When you're looking at thousands of traces, insights and errors are buried deep inside. Surfacing them used to require teams of people manually reading logs.
Topics, available in beta today, summarizes each trace into a simple statement, then clusters them into categories: recurring issues, common tasks, shifts in sentiment. Not a sea of logs that are sparsely reviewed or annotated.
Because Topics is built directly into Braintrust, those patterns are not static reports. They become inputs to your evals, new datasets, and new quality gates. Topics runs automatically on new logs as they come in, so your classifications stay current. And uncategorized traces can be just as insightful, helping you proactively discover new use cases in real time.
Topics uses embeddings for clustering, cheap models for summarization, and Brainstore as a vector database. Read the blog post for details on how it works, or check out the docs to get started.
Once you have Topics surfacing patterns, Loop is how you act on them. Feed a topic into Loop and ask it to iterate on the prompt, test new models, or optimize around a specific failure mode. Instead of manually triaging and rewriting prompts, you're improving against real production patterns.

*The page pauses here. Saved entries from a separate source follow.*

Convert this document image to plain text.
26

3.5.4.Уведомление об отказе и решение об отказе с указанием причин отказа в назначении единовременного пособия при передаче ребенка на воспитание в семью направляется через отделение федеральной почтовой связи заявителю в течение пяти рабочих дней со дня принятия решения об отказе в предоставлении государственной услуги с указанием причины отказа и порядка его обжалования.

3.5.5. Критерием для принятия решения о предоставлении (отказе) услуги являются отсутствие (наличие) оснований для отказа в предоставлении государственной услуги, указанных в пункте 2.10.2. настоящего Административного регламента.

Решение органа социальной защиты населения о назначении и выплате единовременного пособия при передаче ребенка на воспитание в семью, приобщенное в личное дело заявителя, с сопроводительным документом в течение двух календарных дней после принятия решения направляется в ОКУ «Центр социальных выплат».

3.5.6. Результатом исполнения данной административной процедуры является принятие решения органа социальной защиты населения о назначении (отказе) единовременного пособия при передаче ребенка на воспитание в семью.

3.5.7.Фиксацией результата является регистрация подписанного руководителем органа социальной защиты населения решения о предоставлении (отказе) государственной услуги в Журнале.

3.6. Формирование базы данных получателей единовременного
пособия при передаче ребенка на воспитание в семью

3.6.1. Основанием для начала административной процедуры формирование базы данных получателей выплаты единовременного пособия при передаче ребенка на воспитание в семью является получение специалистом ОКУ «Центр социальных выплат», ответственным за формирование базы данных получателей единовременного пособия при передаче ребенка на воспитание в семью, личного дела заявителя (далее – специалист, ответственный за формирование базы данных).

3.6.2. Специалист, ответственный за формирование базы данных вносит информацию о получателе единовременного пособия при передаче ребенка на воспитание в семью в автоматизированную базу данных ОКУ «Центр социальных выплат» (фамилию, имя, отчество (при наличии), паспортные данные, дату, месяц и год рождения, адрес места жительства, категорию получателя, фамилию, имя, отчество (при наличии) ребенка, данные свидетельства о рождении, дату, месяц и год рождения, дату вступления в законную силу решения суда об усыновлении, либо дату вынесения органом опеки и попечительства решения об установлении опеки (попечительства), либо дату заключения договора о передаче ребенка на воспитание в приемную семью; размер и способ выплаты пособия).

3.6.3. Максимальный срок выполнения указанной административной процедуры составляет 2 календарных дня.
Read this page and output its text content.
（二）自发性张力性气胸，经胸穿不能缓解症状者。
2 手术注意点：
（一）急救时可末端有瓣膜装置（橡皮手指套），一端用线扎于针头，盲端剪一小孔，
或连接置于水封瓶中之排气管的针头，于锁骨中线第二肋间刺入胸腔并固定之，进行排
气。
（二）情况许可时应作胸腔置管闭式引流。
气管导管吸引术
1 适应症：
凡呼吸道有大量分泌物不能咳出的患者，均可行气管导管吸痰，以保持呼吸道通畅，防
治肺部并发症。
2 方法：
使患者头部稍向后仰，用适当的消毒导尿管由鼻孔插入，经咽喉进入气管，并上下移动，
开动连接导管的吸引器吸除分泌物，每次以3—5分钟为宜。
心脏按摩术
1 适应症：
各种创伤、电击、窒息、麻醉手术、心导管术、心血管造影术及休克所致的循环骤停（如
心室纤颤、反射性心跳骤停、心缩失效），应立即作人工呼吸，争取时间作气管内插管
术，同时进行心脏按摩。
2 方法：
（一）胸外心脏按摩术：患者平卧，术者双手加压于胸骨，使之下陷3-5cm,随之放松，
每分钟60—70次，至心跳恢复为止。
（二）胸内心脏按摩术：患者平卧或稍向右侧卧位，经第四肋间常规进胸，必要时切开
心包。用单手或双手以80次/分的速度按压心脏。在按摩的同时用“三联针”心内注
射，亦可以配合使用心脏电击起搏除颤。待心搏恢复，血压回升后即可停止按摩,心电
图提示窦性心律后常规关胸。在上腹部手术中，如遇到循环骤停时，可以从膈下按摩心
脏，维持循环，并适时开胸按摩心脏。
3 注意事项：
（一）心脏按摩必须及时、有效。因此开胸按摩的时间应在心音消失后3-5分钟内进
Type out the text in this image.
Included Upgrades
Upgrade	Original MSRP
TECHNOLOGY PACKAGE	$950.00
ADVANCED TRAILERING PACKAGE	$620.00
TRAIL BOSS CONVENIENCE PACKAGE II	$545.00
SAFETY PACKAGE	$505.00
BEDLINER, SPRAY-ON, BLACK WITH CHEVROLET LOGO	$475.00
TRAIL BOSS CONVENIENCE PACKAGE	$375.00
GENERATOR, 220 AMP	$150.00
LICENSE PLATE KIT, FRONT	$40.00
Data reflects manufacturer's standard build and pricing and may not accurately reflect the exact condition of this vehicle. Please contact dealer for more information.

Over the last year, we've heard the same thing from many of you: there's plenty of data but no clear path from "this looks wrong" to "this is what we should change." Loop connects observability and evals into a single workflow, using production data as the starting point and preserving context as you investigate issues and make changes.
Together, Topics and Loop help teams:
Humans stay responsible for defining what "good" means and for making the final call on changes. Loop handles the manual work of keeping datasets current, running evals as behavior changes, and surfacing where quality is drifting.
We initially built an AI proxy to power playgrounds and route requests across providers without hand-writing model-specific code. Along the way, we realized customers had the same problem in production, where governance is critical: a single key, rate limits, cost controls, and consistent observability across models.
The Braintrust Gateway, also launching in beta, standardizes access and observability across models and providers, and all of your gateway requests will automatically be traced in Braintrust. If you're using an existing gateway like Cloudflare or Vercel, your setup doesn't change. More enterprise features like deeper cost controls and rate limiting are coming next. Read the docs to learn more.
Everybody has access to the same models the moment they come out. What matters is how fast you can iterate: see what your system did, measure it, improve it, validate it again, and increasingly, automate the parts that don't require human judgment.
That's what Braintrust is building. That's what will help you ship quality AI products.